Hence the employment and celebration of smart bombs. After fifty years of peace due to the cold war, such sensitivity might strike many young people as normal, but can you imagine this attitude in the years when V1s were destroying London and Allied bombs were razing Dresden?

(Turning Back the Clock: pp. 14 – 15)

Eco seems very critical regarding media’s role regarding neowar. He uses 9/11 as a prime example. In this case, the media actually aided bin Laden in achieving his goals, which is to spread fear and uncertainty.

Bin Laden’s aim was to impress world public opinion with that image, and accordingly mass media talked about it, showed the dramatic rescue operations, the evacuations, and the mutilated skyline of Manhattan. Did they have to repeat this news item every day, for at least a month, with photographs, film clips, and the endless eyewitness reports, broadcasting over and over the images of that wound before the eyes of all? It is hard to give an answer. Sales of newspapers with those photos went up, television channels that offered continuous repeats of those film clips enjoyed improved ratings, the public wanted to see those terrible scenes replayed, perhaps to feed its indignation, perhaps sometimes to indulge an unconscious sadism. Maybe it was impossible to do otherwise, but the fact remains that in this way the media gave bin Laden billions of dollars’ worth of free publicity, showing every day the images he had created, sowing bewilderment among Westerners, and giving fundamentalist supporters a reason for pride.

(ibid: p. 18)

Eco makes another astute observation regarding how media influences the public’s opinion regarding war. People in the West often side with a group not because they believe in a cause, but because they oppose war as it is being presented via international media. A perfect example of this is the Israeli – Palestinian conflict. One could argue that many Palestinian supporters side with them not because they agree with their ideology, but because they feel a sense of outrage at the images which they are exposed to.

Within the ranks of the West, pro-Islamic groups would be formed not out of faith but out of opposition to the war, and new sects would arise that reject the West, Ghandians who would put down their tools and refuse to collaborate with their governments, fanatics like the Davidians in Waco who (without being Muslims) would unleash terror campaigns to purify the corrupt Western world. In the streets of Europe, processions would form of desperate, passive supplicants waiting for the Apocalypse.

(ibid: p. 25)

The later part of the essay deals with the possibility of peace on a global scale. Eco is not optimistic. He asserts that conflict is part of human nature, and while we would like to envision a return to a peaceful state, mirroring that of the Edenic state, the sad fact is that humans have never enjoyed a prolonged state of peace.

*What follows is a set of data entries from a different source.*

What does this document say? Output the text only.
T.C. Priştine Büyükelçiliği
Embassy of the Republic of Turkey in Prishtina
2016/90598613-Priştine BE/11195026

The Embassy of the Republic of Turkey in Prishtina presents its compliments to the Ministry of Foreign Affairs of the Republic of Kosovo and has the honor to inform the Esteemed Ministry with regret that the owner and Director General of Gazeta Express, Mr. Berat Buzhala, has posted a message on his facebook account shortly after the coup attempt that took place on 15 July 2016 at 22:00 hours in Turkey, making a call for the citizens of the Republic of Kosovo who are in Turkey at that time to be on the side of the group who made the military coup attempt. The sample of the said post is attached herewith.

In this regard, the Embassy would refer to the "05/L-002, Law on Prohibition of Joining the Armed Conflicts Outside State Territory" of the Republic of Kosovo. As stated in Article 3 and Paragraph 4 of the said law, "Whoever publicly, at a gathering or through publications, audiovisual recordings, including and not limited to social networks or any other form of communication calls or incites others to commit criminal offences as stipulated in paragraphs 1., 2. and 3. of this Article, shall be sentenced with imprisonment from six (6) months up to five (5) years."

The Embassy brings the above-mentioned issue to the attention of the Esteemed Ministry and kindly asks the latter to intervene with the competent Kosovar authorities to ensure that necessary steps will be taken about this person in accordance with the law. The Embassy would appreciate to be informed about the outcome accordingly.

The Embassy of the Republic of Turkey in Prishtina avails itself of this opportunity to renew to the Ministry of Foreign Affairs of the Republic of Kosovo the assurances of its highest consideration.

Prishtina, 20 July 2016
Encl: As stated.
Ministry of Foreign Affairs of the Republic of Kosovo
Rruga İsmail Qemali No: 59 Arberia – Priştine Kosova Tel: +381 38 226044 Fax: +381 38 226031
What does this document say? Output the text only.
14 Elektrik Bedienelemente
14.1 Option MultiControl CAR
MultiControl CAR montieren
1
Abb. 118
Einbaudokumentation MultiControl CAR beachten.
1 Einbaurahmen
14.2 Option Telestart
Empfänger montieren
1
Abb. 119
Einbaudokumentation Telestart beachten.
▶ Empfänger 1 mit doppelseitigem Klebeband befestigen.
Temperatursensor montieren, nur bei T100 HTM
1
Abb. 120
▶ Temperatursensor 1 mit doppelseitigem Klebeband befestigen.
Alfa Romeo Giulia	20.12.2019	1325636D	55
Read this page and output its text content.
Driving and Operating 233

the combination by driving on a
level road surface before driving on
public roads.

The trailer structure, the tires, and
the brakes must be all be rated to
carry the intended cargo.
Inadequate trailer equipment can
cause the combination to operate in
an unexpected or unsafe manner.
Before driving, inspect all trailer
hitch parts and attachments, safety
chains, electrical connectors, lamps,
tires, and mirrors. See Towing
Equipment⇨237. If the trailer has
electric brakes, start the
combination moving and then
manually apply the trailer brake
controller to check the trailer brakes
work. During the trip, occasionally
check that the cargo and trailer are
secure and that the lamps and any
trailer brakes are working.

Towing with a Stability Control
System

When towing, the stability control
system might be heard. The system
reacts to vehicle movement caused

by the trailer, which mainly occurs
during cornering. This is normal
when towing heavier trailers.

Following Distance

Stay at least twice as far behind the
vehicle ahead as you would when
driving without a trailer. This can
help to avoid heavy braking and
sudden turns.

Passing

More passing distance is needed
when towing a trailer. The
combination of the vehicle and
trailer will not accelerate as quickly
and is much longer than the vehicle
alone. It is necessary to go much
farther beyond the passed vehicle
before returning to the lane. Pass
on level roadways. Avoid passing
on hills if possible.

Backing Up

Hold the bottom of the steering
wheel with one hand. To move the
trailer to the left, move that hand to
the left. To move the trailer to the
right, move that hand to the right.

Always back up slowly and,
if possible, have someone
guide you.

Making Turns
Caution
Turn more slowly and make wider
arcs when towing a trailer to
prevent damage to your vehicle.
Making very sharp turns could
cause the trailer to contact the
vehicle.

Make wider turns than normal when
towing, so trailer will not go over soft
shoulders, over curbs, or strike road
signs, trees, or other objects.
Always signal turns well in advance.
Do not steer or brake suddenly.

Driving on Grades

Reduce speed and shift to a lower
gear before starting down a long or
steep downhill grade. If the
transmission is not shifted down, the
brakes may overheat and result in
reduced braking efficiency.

I don’t believe that on this earth men, who are wolves preying on their fellow men, will attain global peace. Basically, Fukuyama was thinking about this peace with his idea of the end of history, but recent events have shown that history repeats itself, and always in the form of conflict.

(ibid: p. 29)

While this view of war and peace seems dismal, Eco ends the essay on a note of optimism. While global peace may never be possible, peace on a local level is certainly within our grasp. And I would augment this by asserting that if enough people worked towards local harmony, this could have a rippling effect across a wider plane.

Our only hope is to work on local peace.